# Do FL annual state park passes allow you early entry.



## Mike in Al (Sep 24, 2016)

I know some of you guys can answer this question for me. I like to start fishing at daybreak but  the state parks open at 8:00. It would be worth it to me to buy one to get an earlier start the few times I go each year if I could get in at an earlier time.


----------



## nickel back (Sep 24, 2016)

I think it depends on the park. At alligator point the gate is locked and no one is there to open it till 8.


----------



## Mike in Al (Sep 24, 2016)

thanks nickle back. The two that interest me are St Andrews in PCB and ST George Island.


----------



## jugislandrelic (Sep 24, 2016)

The one at PCB gives you a gate code for early access.


----------



## Dustin Pate (Sep 24, 2016)

Yes it does allow early entry.


----------



## Mike in Al (Sep 24, 2016)

So how does it work if I have an annual pass and come in early and have a kayak to launch.
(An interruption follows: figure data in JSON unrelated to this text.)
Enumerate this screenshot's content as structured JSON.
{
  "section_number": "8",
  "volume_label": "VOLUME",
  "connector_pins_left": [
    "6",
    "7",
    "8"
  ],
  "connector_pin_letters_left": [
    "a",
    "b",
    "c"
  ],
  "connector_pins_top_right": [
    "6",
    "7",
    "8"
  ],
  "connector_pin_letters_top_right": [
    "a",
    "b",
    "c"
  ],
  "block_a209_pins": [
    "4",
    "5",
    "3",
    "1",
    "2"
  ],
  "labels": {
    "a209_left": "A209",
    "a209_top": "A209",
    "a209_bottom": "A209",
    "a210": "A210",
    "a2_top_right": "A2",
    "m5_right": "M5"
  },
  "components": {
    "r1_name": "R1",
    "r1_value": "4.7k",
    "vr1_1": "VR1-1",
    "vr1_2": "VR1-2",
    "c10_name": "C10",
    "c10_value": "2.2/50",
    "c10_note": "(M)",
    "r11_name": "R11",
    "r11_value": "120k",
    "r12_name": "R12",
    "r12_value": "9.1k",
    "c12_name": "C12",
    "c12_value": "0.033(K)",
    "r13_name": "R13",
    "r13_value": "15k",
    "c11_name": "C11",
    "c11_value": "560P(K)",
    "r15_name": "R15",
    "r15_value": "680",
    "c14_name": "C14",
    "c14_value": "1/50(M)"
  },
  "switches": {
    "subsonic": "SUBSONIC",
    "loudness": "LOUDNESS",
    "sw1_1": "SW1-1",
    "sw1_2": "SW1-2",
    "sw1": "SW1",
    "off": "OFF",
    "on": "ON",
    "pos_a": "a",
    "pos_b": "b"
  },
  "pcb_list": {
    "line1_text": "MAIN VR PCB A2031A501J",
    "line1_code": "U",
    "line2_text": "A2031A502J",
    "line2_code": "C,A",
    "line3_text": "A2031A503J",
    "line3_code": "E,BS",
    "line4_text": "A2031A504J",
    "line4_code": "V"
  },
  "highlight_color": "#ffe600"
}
Am I able to put it in and pay on the way out for a launch fee . Or is there a fee for a kayak?


----------



## jcbcpa (Sep 26, 2016)

I think the annual pass covers the launch fee.
Also, I think you can call the ranger station and get the keypad combination to get you in the gate earlier.
I say I think because it's been 2 or 3 years since I had an annual pass and I might not be remembering just right.


----------